Like the rest of the world (Batman included), I am appalled and saddened and frightened by last night's killing spree at the Aurora Cinemas. You must understand... I live near this theater. I have been to this theater, alone, and with my young twins.
My husband and I were asleep when our son, Dylan, an incoming sophomore at the University of Colorado, stumbled into our room, terrified. It was not quite 4 a.m. "Something really bad happened at the Batman premiere," he tells us. "A lot of people were killed." Steve and I don't quite register the words -- we're in a groggy stupor -- and Dylan is saying something incomprehensible. Then I connect the fact that he went to a Batman premiere. But not this one, another one, minutes from the Aurora theater. Dylan is okay. He's standing before us. But he's literally shaking with fear.

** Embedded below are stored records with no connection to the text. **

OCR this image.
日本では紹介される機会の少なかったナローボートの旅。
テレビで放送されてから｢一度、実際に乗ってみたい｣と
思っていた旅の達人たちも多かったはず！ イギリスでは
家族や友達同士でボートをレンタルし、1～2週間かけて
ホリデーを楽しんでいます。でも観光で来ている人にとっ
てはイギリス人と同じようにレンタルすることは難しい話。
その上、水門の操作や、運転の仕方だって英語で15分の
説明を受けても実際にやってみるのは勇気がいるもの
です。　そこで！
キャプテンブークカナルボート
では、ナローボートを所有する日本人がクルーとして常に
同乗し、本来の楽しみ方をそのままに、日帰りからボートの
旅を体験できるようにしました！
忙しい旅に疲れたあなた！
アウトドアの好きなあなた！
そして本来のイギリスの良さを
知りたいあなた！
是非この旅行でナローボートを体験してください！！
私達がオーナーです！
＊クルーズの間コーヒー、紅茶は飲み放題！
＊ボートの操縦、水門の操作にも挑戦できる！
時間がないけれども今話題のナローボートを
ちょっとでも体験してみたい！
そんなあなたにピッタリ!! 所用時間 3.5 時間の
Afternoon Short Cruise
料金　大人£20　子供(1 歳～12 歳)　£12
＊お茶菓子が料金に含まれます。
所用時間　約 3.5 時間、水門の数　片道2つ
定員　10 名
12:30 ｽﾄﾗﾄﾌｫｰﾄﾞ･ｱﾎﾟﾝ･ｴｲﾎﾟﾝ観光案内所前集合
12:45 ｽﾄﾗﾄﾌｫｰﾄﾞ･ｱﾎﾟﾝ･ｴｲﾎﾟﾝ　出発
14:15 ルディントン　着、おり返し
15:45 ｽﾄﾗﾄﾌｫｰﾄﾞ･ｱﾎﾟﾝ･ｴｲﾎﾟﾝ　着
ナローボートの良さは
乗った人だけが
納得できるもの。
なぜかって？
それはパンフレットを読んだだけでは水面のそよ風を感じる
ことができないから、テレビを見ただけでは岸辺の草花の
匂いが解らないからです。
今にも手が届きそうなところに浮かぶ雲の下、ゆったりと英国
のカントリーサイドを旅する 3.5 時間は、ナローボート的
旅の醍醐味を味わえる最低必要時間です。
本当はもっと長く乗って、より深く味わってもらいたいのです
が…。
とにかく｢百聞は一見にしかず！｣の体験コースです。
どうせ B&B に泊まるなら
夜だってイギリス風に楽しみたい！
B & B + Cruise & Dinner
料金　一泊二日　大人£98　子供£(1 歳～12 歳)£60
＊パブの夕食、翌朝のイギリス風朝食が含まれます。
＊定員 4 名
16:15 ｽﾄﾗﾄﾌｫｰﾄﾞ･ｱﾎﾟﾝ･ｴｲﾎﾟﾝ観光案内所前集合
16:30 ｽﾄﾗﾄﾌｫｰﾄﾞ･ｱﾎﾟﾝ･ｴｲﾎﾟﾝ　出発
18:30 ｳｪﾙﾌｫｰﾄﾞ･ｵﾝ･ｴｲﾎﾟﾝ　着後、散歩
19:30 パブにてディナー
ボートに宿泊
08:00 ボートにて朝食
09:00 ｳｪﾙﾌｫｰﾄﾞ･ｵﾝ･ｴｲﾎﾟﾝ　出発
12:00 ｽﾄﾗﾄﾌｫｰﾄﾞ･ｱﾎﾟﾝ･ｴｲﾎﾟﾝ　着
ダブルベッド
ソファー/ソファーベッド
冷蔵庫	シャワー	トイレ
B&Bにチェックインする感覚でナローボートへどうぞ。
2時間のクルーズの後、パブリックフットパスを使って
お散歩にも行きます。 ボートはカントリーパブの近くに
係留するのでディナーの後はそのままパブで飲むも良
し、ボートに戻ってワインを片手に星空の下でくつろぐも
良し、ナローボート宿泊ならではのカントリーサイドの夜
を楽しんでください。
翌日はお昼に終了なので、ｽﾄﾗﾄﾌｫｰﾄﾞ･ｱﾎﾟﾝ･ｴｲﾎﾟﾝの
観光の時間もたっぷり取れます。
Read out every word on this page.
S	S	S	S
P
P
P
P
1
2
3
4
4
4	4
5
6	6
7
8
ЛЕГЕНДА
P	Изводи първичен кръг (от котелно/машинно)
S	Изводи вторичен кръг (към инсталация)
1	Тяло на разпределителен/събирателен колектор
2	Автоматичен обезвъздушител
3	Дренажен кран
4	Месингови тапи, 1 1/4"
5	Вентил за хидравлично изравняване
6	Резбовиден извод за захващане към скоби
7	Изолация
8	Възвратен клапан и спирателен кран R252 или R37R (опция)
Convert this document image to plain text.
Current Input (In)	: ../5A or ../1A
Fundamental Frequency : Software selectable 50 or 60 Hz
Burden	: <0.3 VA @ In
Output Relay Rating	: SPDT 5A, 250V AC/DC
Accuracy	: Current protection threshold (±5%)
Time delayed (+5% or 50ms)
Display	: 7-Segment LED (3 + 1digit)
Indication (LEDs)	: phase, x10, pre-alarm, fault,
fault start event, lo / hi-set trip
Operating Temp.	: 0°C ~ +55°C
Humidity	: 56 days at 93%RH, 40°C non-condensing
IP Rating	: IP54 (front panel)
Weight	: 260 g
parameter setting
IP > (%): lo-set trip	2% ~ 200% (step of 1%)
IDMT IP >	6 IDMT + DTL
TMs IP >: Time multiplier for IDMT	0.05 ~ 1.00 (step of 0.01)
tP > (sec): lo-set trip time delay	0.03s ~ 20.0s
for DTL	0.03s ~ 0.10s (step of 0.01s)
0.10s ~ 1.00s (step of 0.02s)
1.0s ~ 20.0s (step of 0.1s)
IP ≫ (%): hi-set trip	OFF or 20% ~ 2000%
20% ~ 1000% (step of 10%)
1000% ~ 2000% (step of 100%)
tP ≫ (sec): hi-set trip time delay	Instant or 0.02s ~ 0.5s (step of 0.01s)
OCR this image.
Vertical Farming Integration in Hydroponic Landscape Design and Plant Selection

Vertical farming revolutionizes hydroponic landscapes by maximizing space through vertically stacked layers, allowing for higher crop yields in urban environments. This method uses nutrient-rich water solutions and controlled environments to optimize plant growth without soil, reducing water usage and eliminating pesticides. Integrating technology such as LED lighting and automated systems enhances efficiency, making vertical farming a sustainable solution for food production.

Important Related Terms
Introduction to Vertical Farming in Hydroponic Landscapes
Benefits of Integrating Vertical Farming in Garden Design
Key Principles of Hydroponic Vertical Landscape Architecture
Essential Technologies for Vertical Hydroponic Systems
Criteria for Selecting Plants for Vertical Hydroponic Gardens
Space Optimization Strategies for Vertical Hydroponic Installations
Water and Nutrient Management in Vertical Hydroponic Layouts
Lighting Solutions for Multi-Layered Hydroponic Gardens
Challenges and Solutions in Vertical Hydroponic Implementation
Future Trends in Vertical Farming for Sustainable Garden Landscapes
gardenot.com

Lights on, we rise. The three of us head downstairs to watch the news. Carnage. Chaos. Chemicals. Calamity. We're wide awake now, and can't turn our eyes from the television because the news is so awful and real and close. We are there for our son. It hardly matters that he's 19 and semi-independent, a grown, muscular boy. He needs us. We stay until we can't fight sleep any longer, however restless it is.
The e-mails and text messages arrive early, from London, New York City, Seattle, Los Angeles, Fairfield. "Are you okay? Is everyone alright?"
It turns out that a friend from Dylan's soccer team was at the Aurora theater. He's okay, as are the boy's friends. How lucky they are. Dylan hears the news through Facebook and Twitter.
Which brings me to now, hours after this dark night, to the numbness and horror daylight has brought. The world feels different today. I stare at the news online and cry. I cry for the victims and their families, for the senselessness and depravity of the crime and because the pleasurable, innocent act of going to the movies is forever tarnished. How can we possibly feel safe in a dark theater again? How can we trust the serious, distant expression on the stranger's face in the row ahead of us? What's that bag on his or her lap? How can we be sure there won't be a copycat reenactment (as happens)? Will theaters be required to have armed guards? Can we ever take our children to the theaters again?
The questions that rattle me deepest are these: What do we tell our children? How do we protect them from the unimaginable when the unimaginable does happen? And how do we quell their fears while encouraging them to still live and be and participate in the world?
I am mother to 11-year-old twins. Children who love going to the movies. No way did I want to tell my twins about the massacre in Aurora. My husband and I teamed together, even Dylan agreed that it was best not to worry them. What you don't know won't hurt you. Remember that adage?
Such wishful thinking, however, evaporated in the light of morning, because we quickly realized that the twins would surely find out -- from friends, at camp, on our street or maybe from the radio, Internet or television. It's impossible to shelter them from the tragedy, not one of this scale and only miles from our house.
So this morning I had a surreal conversation with my son, Casey, who is in a fencing camp with several older boys. No doubt he'd hear before his twin sister would; I wanted to be the one to tell him so that I could filter the news. While I did my best to soften and omit the gruesome details, the questions Casey fired back at me revealed a deeper understanding and the need to know. I answered him truthfully. Because he asked.
"I'm going to have nightmares" Casey says, grasping my hand. "I don't ever want to go to the movies again." And then... "Well, we know what Diane Sawyer's lead story is going to be tonight."
"Casey," I said, repeating the same words I'd been processing myself, "This was an isolated incident, a random act, a horrible thing that we can only hope will never take place again."
But I stopped short of saying what was innermost in my heart. Don't worry son, this won't ever happen to you.
Wake up world. Please. For the sake of our children.